Even when patients qualify for and obtain chemotherapy, there can be inequity in the type of chemotherapy they receive (10). WHO Guidelines for KS treatment have differential advice depending on where the patient lives (11). The WHO noted that bleomycin-vincristine, which is an older, less effective form of chemotherapy than liposomal doxorubicin or paclitaxel, was an acceptable alternate form of treatment in resource-limited settings due to the unavailability of preferred regimens.
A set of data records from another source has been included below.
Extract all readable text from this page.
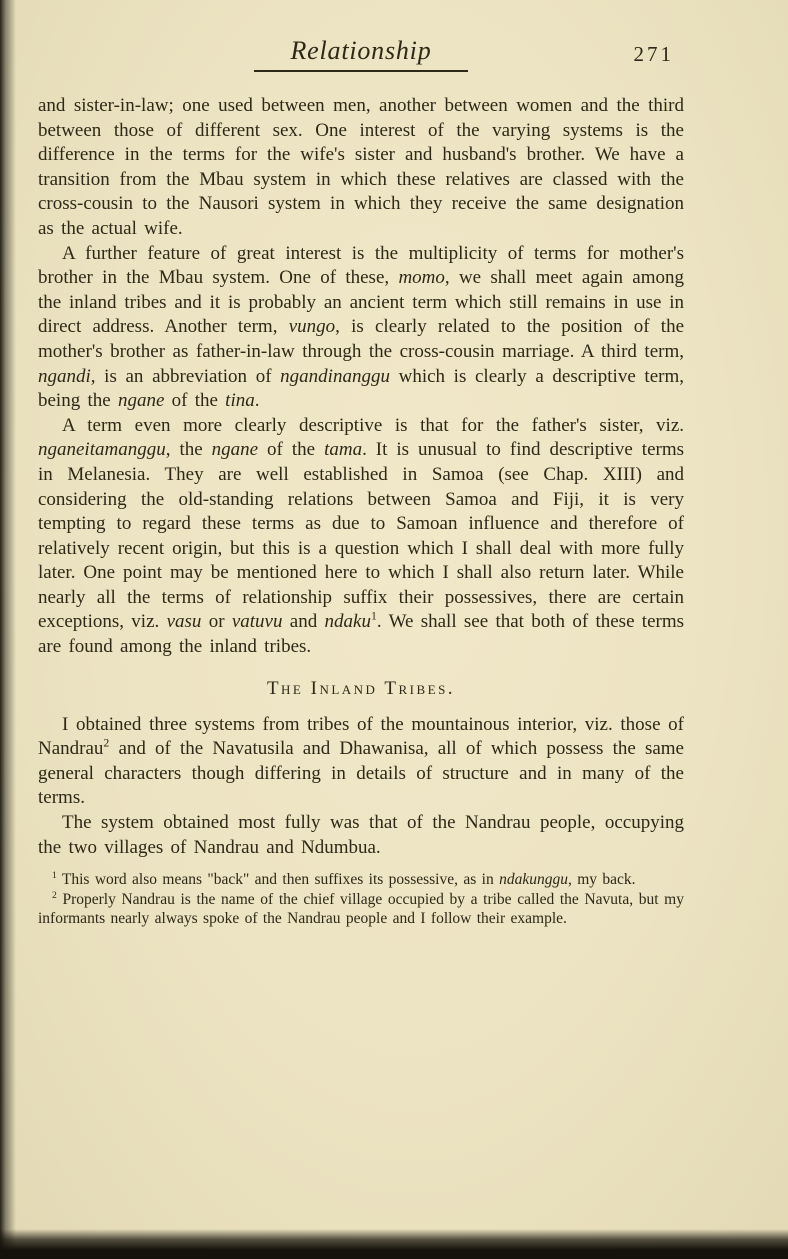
Relationship	271

and sister-in-law; one used between men, another between women and the third between those of different sex. One interest of the varying systems is the difference in the terms for the wife's sister and husband's brother. We have a transition from the Mbau system in which these relatives are classed with the cross-cousin to the Nausori system in which they receive the same designation as the actual wife.

A further feature of great interest is the multiplicity of terms for mother's brother in the Mbau system. One of these, momo, we shall meet again among the inland tribes and it is probably an ancient term which still remains in use in direct address. Another term, vungo, is clearly related to the position of the mother's brother as father-in-law through the cross-cousin marriage. A third term, ngandi, is an abbreviation of ngandinanggu which is clearly a descriptive term, being the ngane of the tina.

A term even more clearly descriptive is that for the father's sister, viz. nganeitamanggu, the ngane of the tama. It is unusual to find descriptive terms in Melanesia. They are well established in Samoa (see Chap. XIII) and considering the old-standing relations between Samoa and Fiji, it is very tempting to regard these terms as due to Samoan influence and therefore of relatively recent origin, but this is a question which I shall deal with more fully later. One point may be mentioned here to which I shall also return later. While nearly all the terms of relationship suffix their possessives, there are certain exceptions, viz. vasu or vatuvu and ndaku$^1$. We shall see that both of these terms are found among the inland tribes.

The Inland Tribes.

I obtained three systems from tribes of the mountainous interior, viz. those of Nandrau$^2$ and of the Navatusila and Dhawanisa, all of which possess the same general characters though differing in details of structure and in many of the terms.

The system obtained most fully was that of the Nandrau people, occupying the two villages of Nandrau and Ndumbua.

$^1$ This word also means "back" and then suffixes its possessive, as in ndakunggu, my back.

$^2$ Properly Nandrau is the name of the chief village occupied by a tribe called the Navuta, but my informants nearly always spoke of the Nandrau people and I follow their example.
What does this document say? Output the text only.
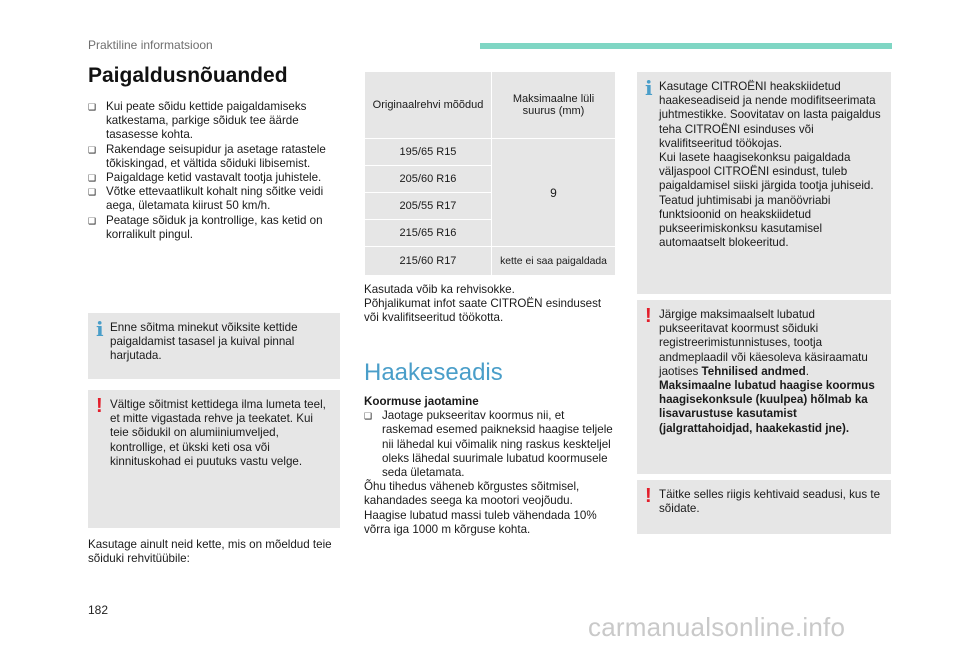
Praktiline informatsioon
Paigaldusnõuanded
❑ Kui peate sõidu kettide paigaldamiseks katkestama, parkige sõiduk tee äärde tasasesse kohta.
❑ Rakendage seisupidur ja asetage ratastele tõkiskingad, et vältida sõiduki libisemist.
❑ Paigaldage ketid vastavalt tootja juhistele.
❑ Võtke ettevaatlikult kohalt ning sõitke veidi aega, ületamata kiirust 50 km/h.
❑ Peatage sõiduk ja kontrollige, kas ketid on korralikult pingul.
i Enne sõitma minekut võiksite kettide paigaldamist tasasel ja kuival pinnal harjutada.
! Vältige sõitmist kettidega ilma lumeta teel, et mitte vigastada rehve ja teekatet. Kui teie sõidukil on alumiiniumveljed, kontrollige, et ükski keti osa või kinnituskohad ei puutuks vastu velge.
Kasutage ainult neid kette, mis on mõeldud teie sõiduki rehvitüübile:
Originaalrehvi mõõdud	Maksimaalne lüli suurus (mm)
195/65 R15	9
205/60 R16	
205/55 R17	
215/65 R16	
215/60 R17	kette ei saa paigaldada
Kasutada võib ka rehvisokke.
Põhjalikumat infot saate CITROËN esindusest või kvalifitseeritud töökotta.
Haakeseadis
Koormuse jaotamine
❑ Jaotage pukseeritav koormus nii, et raskemad esemed paikneksid haagise teljele nii lähedal kui võimalik ning raskus keskteljel oleks lähedal suurimale lubatud koormusele seda ületamata.
Õhu tihedus väheneb kõrgustes sõitmisel, kahandades seega ka mootori veojõudu. Haagise lubatud massi tuleb vähendada 10% võrra iga 1000 m kõrguse kohta.
i Kasutage CITROËNI heakskiidetud haakeseadiseid ja nende modifitseerimata juhtmestikke. Soovitatav on lasta paigaldus teha CITROËNI esinduses või kvalifitseeritud töökojas.
Kui lasete haagisekonksu paigaldada väljaspool CITROËNI esindust, tuleb paigaldamisel siiski järgida tootja juhiseid.
Teatud juhtimisabi ja manöövriabi funktsioonid on heakskiidetud pukseerimiskonksu kasutamisel automaatselt blokeeritud.
! Järgige maksimaalselt lubatud pukseeritavat koormust sõiduki registreerimistunnistuses, tootja andmeplaadil või käesoleva käsiraamatu jaotises Tehnilised andmed.
Maksimaalne lubatud haagise koormus haagisekonksule (kuulpea) hõlmab ka lisavarustuse kasutamist (jalgrattahoidjad, haakekastid jne).
! Täitke selles riigis kehtivaid seadusi, kus te sõidate.
182
carmanualsonline.info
Settling for this kind of inequity reminds us of the words of Paul Farmer: “If access to health care is considered a human right, who is considered human enough to have that right (12)?" To address this, we evaluated the cost-effectiveness of different chemotherapy regimens for HIV-associated KS in the East African context and found that treating with paclitaxel was the most cost-effective strategy (preferred over bleomycin-vincristine) and increased life expectancy by 4.2 years per person (13).
Stigma also plays an important role in every step of the care cascade, from diagnosis to treatment. In “telling the story of intersectional stigma in HIV-associated Kaposi's sarcoma in western Kenya: a convergent mixed-methods approach,” we explored the complex interplay between HIV-related stigma, cancer-related stigma, and skin disease-related stigma in patients living with HIV/AIDS recently diagnosed with KS. Fear of HIV status disclosure, fatalism, and visible skin lesions contributed to delays in care and suffering in the lived experience of our patients (14).
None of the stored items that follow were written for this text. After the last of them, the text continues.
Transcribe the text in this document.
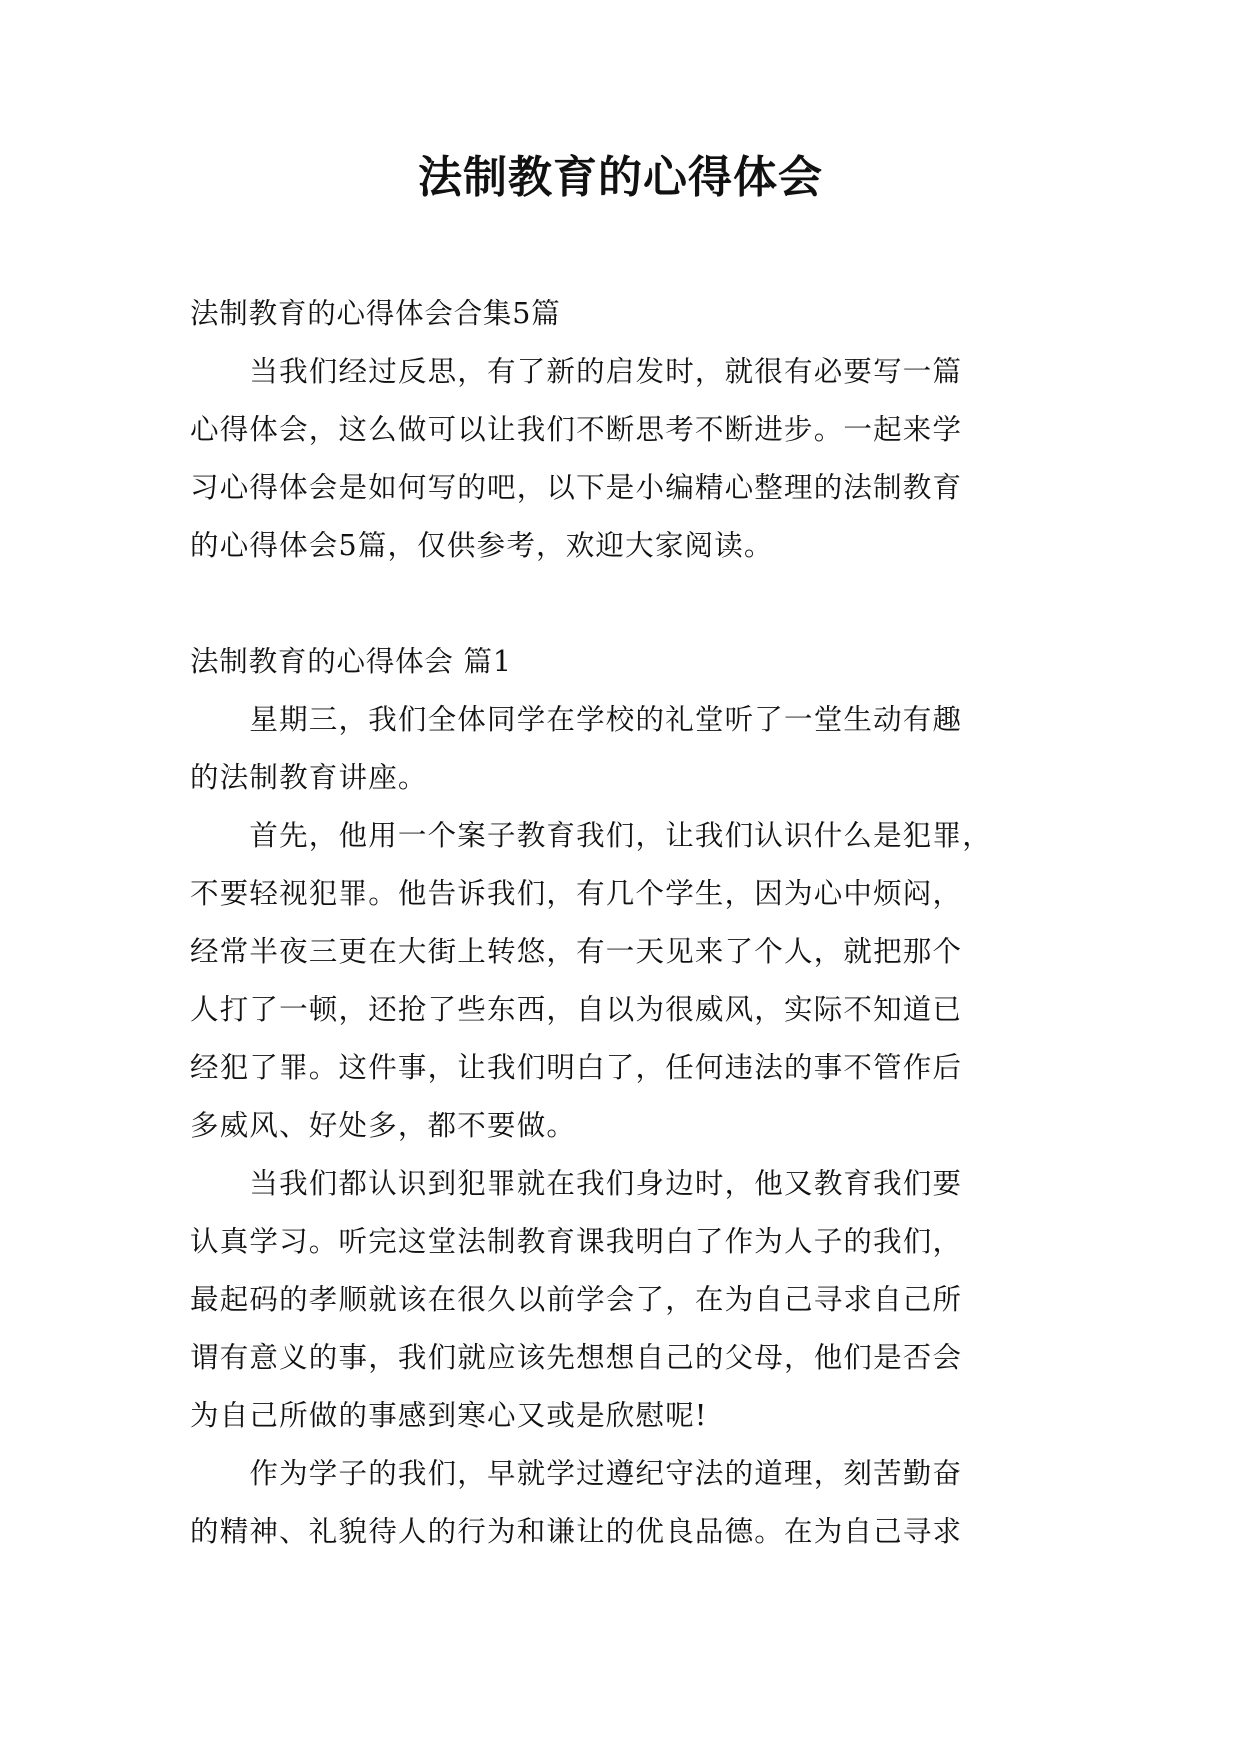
法制教育的心得体会
法制教育的心得体会合集5篇
　　当我们经过反思，有了新的启发时，就很有必要写一篇
心得体会，这么做可以让我们不断思考不断进步。一起来学
习心得体会是如何写的吧，以下是小编精心整理的法制教育
的心得体会5篇，仅供参考，欢迎大家阅读。
法制教育的心得体会 篇1
　　星期三，我们全体同学在学校的礼堂听了一堂生动有趣
的法制教育讲座。
　　首先，他用一个案子教育我们，让我们认识什么是犯罪，
不要轻视犯罪。他告诉我们，有几个学生，因为心中烦闷，
经常半夜三更在大街上转悠，有一天见来了个人，就把那个
人打了一顿，还抢了些东西，自以为很威风，实际不知道已
经犯了罪。这件事，让我们明白了，任何违法的事不管作后
多威风、好处多，都不要做。
　　当我们都认识到犯罪就在我们身边时，他又教育我们要
认真学习。听完这堂法制教育课我明白了作为人子的我们，
最起码的孝顺就该在很久以前学会了，在为自己寻求自己所
谓有意义的事，我们就应该先想想自己的父母，他们是否会
为自己所做的事感到寒心又或是欣慰呢!
　　作为学子的我们，早就学过遵纪守法的道理，刻苦勤奋
的精神、礼貌待人的行为和谦让的优良品德。在为自己寻求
So what are steps we can take to address these issues? How can we achieve equity to address HIV-associated cancers, and honor this year’s World AIDS Day theme?
No single intervention will be able to combat barriers to access, recognition, diagnosis, and treatment. However multi-component interventions can target each of these steps, collectively targeting this cascade of care. Healthcare providers can be trained in recognition and management. Biopsy procedures can be task-shifted to different cadres of healthcare providers, similar to what has been done in the world of global mental health care (3). We can move towards point-of-care diagnostics, as our team is doing with TINY, a portable, solar-powered PCR device with sensitivity and specificity comparable to the gold standard skin biopsy with anti-LANA staining (15,16). Point-of-care diagnostics like TINY will allow for cheap, easy bedside KS diagnosis, allowing physicians to link patients in with care more promptly.
Patient and peer navigation programs can help patients find their way through the healthcare system, physically, financially, and emotionally (17). We can advocate for cost-effective treatment choices, which save lives and reduce disease burden, such as treatment with efficacious chemotherapy like paclitaxel or liposomal doxorubicin (13).
Taken together, these steps will improve the lives of those affected by HIV-associated cancers such as Kaposi sarcoma and further reduce loss of life. We have not yet “achieved equity” for HIV-associated cancers, but we now have many different tools at our disposal that can target steps in the cascade of care for our most vulnerable patients.